7. The apparatus according to claim 6, characterized in that, The second determining unit determines whether the target instance uses a pseudo-label or requires manual labeling based on the uncertainty of the target instance, including: If the uncertainty of the target instance is greater than the first uncertainty threshold, then the target instance needs to be manually labeled. If the uncertainty of the target instance is less than or equal to the first uncertainty threshold, then the target instance is determined to use a pseudo-label. And / or, The second determining unit determines whether a target instance uses a pseudo-label or requires manual labeling based on the uncertainty of the target instance, and further includes: Based on the uncertainty of the target instance, determine the type of the target instance; The target instance types include the first type using pseudo-labels, the second type requiring partial annotation, and the third type requiring full manual annotation.

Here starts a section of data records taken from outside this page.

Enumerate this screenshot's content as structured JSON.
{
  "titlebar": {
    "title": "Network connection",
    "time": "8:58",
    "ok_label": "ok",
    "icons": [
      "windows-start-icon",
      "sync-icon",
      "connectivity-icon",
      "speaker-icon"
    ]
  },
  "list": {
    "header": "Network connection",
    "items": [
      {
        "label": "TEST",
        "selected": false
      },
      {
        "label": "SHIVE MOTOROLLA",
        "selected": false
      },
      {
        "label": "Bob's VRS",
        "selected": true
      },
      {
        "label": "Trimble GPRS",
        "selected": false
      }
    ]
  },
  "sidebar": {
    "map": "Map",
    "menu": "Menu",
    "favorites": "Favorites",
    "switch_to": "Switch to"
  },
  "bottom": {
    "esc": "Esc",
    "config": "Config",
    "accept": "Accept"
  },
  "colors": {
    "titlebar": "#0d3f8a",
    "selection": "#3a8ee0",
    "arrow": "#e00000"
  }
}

The uncertainty of the first type of target instance, the second type of target instance, and the third type of target instance increases sequentially; The second type of target instance is categorized through manual annotation. The category loss of the second type of target instance is used for supervised training of the target detection model; And / or, For a target instance using pseudo-labels, the weights of the target instance's loss used for supervised training of the query model are determined based on the uncertainty of the target instance; where the weights are negatively correlated with the uncertainty of the target instance.
8. An electronic device, characterized in that, The method includes a processor and a memory, the memory storing machine-executable instructions that can be executed by the processor, the processor executing the machine-executable instructions to implement the method as described in any one of claims 1-5.
9. A machine-readable storage medium, characterized in that, The machine-readable storage medium stores machine-executable instructions, which, when executed by a processor, implement the method as described in any one of claims 1-5.